Matthew Kriner, executive director of the Institute for Countering Digital Extremism, explained that the San Diego suspects followed a well-established script. “The perpetrators filmed their activities in the same script that we’ve seen previous accelerationist attackers do,” Kriner said. “I think what we’re seeing right off the bat is a recreation of the Tarrant model of the ‘Saints attacker,’ wherein Tarrant provided himself as a cultural script.”
Elliot Chandler, a researcher at the Norway-based monitoring firm Revontulet, described the ideological underpinnings: “It is an ideology that is heavily invested in the idea of ‘cultural degeneracy’ and what are the sources of it. And historically, femininity and the excessive expression of femininity is a core aspect of degeneracy.”
A Dangerous Blind Spot in Counterterrorism Policy
The NPR investigation also highlights a critical policy gap. The Trump administration’s 2026 U.S. Counterterrorism Strategy, released May 6, makes no mention of far-right, neo-Nazi, or white supremacist threats. Instead, it focuses on narcoterrorists, Islamist terrorists, and “violent left-wing extremists.” As Foreign Policy reported, the document was overseen by White House counterterrorism czar Sebastian Gorka.
Colin Clarke, executive director of the Soufan Center, was blunt in his assessment. “Far-right terrorism is alive and well, but you wouldn’t know it from reading this document,” Clarke told NPR. “This is an unserious document written by unserious people about a deadly serious subject.” He warned that the omission has concrete consequences for resource allocation and prevention efforts, making the country less safe.
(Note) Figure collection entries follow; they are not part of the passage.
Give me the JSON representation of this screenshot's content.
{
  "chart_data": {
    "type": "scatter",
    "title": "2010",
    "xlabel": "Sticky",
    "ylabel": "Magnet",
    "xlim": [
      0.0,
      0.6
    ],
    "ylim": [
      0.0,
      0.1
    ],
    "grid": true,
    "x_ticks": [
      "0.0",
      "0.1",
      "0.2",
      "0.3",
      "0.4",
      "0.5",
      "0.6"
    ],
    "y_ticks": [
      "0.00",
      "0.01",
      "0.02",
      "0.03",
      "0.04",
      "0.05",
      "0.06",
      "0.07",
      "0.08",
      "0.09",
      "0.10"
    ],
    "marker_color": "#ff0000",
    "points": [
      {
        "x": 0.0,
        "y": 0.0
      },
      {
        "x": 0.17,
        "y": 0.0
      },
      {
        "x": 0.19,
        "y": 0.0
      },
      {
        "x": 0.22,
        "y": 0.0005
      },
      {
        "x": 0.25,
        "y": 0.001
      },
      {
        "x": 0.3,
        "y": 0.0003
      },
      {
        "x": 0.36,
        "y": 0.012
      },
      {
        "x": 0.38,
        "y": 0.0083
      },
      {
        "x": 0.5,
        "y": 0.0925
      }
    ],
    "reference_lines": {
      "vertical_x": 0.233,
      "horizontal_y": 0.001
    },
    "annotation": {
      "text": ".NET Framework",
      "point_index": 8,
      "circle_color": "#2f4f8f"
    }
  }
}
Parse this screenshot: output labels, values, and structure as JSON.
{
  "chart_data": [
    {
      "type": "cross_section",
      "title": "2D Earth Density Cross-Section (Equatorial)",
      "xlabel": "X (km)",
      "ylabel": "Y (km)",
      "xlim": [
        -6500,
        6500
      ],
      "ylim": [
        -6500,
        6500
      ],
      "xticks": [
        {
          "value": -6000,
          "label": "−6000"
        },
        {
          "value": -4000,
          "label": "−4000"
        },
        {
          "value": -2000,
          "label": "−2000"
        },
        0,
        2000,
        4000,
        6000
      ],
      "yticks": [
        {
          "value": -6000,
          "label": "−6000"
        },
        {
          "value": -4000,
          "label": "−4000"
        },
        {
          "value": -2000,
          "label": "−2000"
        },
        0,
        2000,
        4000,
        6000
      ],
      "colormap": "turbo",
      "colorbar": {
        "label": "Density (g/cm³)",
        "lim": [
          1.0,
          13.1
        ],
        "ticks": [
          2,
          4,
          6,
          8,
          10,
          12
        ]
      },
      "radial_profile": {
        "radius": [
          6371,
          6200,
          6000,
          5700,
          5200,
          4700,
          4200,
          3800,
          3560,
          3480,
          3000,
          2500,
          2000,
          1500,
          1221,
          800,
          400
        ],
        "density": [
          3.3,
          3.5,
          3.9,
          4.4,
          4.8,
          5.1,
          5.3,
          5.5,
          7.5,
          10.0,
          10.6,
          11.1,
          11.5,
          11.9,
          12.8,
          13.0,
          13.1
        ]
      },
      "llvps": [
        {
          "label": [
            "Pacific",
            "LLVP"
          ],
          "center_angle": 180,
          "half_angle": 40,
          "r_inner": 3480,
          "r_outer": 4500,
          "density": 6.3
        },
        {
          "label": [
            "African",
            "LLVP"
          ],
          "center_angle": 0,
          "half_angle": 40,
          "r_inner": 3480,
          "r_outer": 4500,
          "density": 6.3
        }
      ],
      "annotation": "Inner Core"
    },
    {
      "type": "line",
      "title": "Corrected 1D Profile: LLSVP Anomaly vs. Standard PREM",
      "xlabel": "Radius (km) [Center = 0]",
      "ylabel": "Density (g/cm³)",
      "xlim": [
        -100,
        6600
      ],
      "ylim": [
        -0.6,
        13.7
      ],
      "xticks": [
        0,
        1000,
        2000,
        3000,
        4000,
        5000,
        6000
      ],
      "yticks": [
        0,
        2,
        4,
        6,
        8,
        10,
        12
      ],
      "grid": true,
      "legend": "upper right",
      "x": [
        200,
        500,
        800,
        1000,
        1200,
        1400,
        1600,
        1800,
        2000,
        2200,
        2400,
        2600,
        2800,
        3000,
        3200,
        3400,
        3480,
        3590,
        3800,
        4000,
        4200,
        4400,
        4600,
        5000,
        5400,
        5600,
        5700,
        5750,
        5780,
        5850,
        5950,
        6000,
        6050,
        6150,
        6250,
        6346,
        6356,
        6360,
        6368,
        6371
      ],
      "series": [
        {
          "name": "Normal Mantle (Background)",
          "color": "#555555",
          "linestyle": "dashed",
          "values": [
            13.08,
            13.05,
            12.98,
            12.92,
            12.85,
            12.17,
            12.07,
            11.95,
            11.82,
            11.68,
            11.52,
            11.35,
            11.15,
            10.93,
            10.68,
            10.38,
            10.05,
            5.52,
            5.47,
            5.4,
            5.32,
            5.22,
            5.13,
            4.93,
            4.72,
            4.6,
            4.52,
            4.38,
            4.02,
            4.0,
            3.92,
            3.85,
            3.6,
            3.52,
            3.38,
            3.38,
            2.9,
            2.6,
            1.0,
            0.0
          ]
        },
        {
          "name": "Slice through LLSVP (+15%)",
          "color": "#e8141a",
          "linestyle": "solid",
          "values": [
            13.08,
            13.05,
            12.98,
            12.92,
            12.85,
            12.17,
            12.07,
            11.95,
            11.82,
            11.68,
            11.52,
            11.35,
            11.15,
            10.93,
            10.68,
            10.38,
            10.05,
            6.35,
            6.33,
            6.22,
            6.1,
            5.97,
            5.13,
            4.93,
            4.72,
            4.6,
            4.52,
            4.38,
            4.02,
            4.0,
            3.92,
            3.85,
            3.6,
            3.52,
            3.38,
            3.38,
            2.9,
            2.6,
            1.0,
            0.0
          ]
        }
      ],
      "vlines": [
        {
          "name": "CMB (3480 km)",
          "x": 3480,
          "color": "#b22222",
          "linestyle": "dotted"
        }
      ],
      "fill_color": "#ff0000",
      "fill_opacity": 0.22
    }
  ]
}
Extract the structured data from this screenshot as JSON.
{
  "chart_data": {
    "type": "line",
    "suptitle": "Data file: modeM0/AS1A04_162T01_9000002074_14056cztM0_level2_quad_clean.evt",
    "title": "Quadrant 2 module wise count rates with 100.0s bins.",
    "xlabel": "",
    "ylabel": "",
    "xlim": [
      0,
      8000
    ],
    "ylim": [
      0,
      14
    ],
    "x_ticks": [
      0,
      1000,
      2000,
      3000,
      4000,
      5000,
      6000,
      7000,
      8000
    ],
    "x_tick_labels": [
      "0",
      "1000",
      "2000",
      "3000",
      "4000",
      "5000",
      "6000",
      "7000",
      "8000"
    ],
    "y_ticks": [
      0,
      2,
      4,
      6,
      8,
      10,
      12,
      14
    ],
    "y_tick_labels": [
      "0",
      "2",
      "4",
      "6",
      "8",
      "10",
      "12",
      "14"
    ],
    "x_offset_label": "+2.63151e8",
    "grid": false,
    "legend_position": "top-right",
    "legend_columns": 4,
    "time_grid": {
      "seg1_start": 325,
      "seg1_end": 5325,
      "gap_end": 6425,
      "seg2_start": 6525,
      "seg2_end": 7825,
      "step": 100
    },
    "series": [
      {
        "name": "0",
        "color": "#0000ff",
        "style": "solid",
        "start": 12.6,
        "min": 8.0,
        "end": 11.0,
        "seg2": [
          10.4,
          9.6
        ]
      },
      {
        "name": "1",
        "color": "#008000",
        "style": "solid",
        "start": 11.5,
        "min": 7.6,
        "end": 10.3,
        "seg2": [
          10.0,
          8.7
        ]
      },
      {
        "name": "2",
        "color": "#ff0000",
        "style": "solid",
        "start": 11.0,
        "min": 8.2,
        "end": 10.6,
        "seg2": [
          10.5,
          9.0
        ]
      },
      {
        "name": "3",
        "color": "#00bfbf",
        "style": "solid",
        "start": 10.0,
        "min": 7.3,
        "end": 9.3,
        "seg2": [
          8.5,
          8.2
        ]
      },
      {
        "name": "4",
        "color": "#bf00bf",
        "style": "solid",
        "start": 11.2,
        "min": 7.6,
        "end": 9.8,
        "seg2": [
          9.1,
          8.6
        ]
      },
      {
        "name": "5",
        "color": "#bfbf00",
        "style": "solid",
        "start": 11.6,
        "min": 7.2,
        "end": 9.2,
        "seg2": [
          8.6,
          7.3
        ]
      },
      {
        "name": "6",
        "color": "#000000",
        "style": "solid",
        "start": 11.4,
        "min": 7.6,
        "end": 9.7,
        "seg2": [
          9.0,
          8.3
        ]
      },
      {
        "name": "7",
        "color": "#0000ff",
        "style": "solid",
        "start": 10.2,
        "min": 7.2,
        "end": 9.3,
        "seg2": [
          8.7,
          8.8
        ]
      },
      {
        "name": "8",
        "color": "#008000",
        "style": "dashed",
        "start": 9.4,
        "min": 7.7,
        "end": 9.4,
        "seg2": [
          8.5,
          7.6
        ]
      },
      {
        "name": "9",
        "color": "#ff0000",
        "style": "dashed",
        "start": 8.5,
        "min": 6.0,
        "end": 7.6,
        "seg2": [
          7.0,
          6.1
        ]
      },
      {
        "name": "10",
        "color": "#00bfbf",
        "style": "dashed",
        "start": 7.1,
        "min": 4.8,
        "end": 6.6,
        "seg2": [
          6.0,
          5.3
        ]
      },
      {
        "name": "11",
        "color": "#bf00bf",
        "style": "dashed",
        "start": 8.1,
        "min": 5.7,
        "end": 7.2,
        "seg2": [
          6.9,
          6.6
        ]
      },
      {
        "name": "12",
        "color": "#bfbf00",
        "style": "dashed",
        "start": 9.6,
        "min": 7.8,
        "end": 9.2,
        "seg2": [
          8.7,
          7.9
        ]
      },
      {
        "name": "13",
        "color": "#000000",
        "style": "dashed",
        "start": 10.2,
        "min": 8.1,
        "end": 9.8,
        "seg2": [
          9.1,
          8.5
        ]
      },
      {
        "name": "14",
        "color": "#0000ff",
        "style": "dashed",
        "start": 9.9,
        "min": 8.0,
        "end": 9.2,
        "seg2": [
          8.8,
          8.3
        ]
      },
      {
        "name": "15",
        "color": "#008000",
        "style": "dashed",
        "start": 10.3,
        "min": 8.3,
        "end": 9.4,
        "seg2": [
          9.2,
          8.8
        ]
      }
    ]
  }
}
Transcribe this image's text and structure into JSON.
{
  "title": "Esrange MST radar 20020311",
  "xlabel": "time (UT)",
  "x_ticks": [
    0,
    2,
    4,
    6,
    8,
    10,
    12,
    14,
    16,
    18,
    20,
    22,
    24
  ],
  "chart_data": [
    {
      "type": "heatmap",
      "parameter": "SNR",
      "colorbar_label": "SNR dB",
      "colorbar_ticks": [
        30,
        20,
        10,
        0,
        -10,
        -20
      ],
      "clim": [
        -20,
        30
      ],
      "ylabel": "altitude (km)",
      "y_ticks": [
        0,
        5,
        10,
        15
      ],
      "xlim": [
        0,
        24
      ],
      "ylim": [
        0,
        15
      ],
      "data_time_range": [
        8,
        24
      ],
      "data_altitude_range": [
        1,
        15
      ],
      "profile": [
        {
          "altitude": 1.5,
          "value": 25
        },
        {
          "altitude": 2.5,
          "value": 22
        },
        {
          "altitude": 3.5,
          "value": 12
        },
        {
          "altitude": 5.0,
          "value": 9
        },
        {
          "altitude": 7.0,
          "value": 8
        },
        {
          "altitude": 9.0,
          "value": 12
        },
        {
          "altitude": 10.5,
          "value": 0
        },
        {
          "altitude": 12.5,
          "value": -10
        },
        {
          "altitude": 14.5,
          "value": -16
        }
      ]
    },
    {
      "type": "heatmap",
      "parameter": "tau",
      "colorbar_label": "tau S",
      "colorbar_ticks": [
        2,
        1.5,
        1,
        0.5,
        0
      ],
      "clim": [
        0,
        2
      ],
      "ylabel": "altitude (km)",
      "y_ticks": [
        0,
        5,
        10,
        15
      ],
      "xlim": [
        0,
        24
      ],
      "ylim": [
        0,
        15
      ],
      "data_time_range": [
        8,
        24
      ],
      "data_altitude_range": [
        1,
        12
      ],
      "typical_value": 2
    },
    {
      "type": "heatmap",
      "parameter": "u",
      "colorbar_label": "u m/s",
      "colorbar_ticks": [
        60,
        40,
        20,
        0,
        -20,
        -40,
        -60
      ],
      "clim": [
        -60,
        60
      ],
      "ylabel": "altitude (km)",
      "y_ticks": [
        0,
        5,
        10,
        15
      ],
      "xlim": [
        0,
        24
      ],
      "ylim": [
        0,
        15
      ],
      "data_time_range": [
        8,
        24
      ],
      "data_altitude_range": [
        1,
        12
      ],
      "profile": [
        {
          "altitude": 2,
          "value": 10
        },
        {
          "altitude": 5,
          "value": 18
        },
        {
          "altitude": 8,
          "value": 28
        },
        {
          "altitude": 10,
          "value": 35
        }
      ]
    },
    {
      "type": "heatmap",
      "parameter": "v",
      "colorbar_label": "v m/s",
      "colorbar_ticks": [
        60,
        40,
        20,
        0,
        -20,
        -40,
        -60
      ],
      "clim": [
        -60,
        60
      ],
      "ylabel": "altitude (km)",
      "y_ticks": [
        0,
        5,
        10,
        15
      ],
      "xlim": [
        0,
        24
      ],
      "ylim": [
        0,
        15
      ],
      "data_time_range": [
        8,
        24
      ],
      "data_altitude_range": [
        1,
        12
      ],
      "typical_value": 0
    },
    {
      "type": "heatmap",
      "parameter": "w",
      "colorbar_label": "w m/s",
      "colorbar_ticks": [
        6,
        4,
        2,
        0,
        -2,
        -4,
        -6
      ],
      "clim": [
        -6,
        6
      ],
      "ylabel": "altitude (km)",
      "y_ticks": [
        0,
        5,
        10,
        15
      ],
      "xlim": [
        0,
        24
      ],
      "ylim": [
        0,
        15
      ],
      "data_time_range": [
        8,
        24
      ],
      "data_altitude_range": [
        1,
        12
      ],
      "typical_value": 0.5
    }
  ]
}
Juliette Kayyem, a homeland security expert at Harvard Kennedy School, wrote in The Atlantic that the attack exemplified a danger the administration would rather ignore. She noted that far-right extremism has proven more frequent and deadly than left-wing violence in recent years.
The Mainstreaming of Anti-Woman Rhetoric
The investigation situates the San Diego attack within a broader cultural trend. Helen Lewis’s June 2026 Atlantic cover story documents how extreme anti-woman rhetoric has moved from fringe online spaces to mainstream conservative discourse. Lewis argues that “masculinism” functions as “a perpetual-motion machine of grievance” that holds together the American right.
As Ms. Magazine reported, the shooters’ lengthy involvement in misogynist online communities — one suspect had been active in incel forums since 2022 — calls attention to the known problem of youth being exposed to supremacist content early on. DiBranco argued that this reflects a broader media blind spot: misogyny is so pervasive and normalized that it often fails to register as newsworthy, even when it is central to mass violence.
A Transnational Threat
Experts emphasize that this movement is not confined to the United States. Beirich noted that similar attacks inspired by the same ideology have occurred in Germany, Norway, New Zealand, Serbia, and Slovakia. The Christchurch attack alone provided the template for deadly shootings in El Paso, Texas; Buffalo, New York; Colorado Springs, Colorado; and Jacksonville, Florida.
“These movements, they’re not confined by borders. They are truly transnational,” Beirich said.
What’s Next
The San Diego attack raises urgent questions about how law enforcement and counterterrorism agencies can better recognize misogyny as a potential indicator of broader extremist radicalization. With the current administration’s counterterrorism strategy explicitly omitting far-right threats, experts warn that the nation may be ill-equipped to prevent future attacks rooted in this increasingly dangerous intersection of hatreds.